Tutto chiaro? O No? Allora proviamo empiricamente: come italiani siamo spesso critici col nostro Paese. Ma che nessuno attacchi l’Italia, dall’estero, o ci viene la bava alla bocca e diventiamo ipernazionalisti. Troppo nazional popolare come esempio? Riproviamo. La famiglia è spesso fonte di negatività e critichiamo tutti i parenti, nessuno escluso, ma che nessun estraneo attacchi il nostro cognome o uno di noi, le minacce di morte escono da sole che nemmeno te ne accorgi. Non basta? Lo stesso vale per il gruppo della palestra, per quello della marca della nostra macchina, della moto, per la classe del liceo o, esempio sommo, per la nostra città d’origine. Nessuno attacchi Verona, perché il veronese che la critica ogni giorno, anche se espatriato da generazioni, reagirà violentemente. Vi ho convinti, lo so.

Ecco cosa offre il pallone all’italiano generico medio, insieme di cui mi onoro di far parte.
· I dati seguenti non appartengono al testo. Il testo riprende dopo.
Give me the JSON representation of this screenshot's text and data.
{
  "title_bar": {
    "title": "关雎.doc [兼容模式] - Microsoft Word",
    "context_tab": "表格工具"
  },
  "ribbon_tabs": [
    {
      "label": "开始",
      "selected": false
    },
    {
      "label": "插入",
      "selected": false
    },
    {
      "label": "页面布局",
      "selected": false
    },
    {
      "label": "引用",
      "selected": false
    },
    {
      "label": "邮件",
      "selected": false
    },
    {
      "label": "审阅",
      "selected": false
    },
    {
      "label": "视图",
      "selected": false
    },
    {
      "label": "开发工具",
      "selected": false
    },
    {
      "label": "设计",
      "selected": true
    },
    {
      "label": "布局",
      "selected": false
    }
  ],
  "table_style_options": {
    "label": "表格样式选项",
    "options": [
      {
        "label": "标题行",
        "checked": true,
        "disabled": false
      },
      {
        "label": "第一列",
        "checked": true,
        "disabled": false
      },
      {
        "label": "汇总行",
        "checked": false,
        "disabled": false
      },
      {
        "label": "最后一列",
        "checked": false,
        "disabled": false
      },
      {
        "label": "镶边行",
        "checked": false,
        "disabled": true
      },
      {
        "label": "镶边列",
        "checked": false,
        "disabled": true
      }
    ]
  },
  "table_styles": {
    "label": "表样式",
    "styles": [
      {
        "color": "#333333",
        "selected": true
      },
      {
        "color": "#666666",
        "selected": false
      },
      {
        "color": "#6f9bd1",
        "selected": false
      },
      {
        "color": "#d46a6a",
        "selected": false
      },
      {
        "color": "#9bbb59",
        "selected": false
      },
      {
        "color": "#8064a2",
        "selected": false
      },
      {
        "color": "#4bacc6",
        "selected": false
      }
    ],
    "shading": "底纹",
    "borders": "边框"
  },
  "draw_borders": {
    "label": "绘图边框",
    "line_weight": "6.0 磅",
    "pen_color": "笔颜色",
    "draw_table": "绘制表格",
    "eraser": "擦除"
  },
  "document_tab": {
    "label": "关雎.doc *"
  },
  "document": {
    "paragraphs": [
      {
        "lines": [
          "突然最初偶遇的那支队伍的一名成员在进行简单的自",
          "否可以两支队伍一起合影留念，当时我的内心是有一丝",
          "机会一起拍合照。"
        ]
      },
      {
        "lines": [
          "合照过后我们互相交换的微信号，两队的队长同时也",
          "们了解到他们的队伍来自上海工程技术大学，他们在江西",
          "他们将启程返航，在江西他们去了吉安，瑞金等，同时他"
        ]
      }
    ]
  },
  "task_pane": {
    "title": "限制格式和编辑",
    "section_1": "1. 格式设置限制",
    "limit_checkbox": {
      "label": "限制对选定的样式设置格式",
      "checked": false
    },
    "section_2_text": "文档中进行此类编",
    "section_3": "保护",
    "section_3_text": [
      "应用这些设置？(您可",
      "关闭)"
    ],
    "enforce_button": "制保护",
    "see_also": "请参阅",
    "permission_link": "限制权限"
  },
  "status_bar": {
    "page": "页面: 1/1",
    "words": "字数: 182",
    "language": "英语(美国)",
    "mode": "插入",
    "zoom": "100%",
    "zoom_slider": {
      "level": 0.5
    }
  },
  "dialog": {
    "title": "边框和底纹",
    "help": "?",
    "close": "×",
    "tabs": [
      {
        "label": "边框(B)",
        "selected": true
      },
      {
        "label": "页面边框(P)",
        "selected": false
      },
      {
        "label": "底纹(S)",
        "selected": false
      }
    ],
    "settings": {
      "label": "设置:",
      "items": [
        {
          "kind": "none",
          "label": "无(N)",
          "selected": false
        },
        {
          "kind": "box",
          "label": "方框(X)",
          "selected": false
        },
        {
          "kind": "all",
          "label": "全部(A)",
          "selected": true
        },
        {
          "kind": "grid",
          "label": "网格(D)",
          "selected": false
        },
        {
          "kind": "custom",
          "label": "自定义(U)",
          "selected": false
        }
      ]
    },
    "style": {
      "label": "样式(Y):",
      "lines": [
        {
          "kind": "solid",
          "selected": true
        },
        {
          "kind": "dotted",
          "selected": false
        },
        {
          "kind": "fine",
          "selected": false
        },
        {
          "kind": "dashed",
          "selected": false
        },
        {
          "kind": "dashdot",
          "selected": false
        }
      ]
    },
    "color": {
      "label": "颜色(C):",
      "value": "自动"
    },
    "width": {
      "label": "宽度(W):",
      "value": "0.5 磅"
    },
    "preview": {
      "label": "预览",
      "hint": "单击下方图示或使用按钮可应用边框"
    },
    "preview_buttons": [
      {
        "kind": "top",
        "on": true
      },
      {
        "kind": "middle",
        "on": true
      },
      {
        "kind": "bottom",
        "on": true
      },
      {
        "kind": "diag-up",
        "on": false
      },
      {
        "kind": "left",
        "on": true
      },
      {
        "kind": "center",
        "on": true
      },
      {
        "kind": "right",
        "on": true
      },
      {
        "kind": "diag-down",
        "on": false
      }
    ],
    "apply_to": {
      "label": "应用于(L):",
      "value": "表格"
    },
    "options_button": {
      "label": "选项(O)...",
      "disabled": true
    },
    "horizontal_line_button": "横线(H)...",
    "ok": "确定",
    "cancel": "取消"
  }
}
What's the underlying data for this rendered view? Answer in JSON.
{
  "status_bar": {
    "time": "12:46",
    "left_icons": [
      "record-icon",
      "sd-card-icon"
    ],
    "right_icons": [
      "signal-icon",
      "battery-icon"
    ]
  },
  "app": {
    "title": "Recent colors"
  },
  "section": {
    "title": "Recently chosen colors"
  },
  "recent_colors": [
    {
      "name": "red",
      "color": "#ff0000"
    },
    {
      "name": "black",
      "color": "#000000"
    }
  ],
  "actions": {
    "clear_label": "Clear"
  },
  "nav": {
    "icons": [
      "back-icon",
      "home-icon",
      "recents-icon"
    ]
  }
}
Offre gruppo, appartenenza, nutre quella pulsione che ci ha traghettato dai tempi in cui ci annusavamo le chiappe alla civiltà moderna e alla sua droga più potente, lo smartphone. L’uomo, nel gruppo dei tifosi, del tutto inconsciamente, rivive le esperienze che lo hanno fatto primeggiare su tutte le altre razze. Il padre di famiglia, grande lavoratore, quando è nel gruppo degli ultras non si trasforma, ma TORNA alla sua radice, alla sua essenza, all’uomo di Cro-Magnon. Non ne sente la necessità, nella maggior parte dei casi, nella vita di tutti i giorni, ma ne è attratto inconsciamente. Quando vi si trova in mezzo, torna animale o, meglio, palesa l’animale che è. Lo dice la scienza e, a meno che uno non sia No Vax, laureato all’università della vita, ci deve credere.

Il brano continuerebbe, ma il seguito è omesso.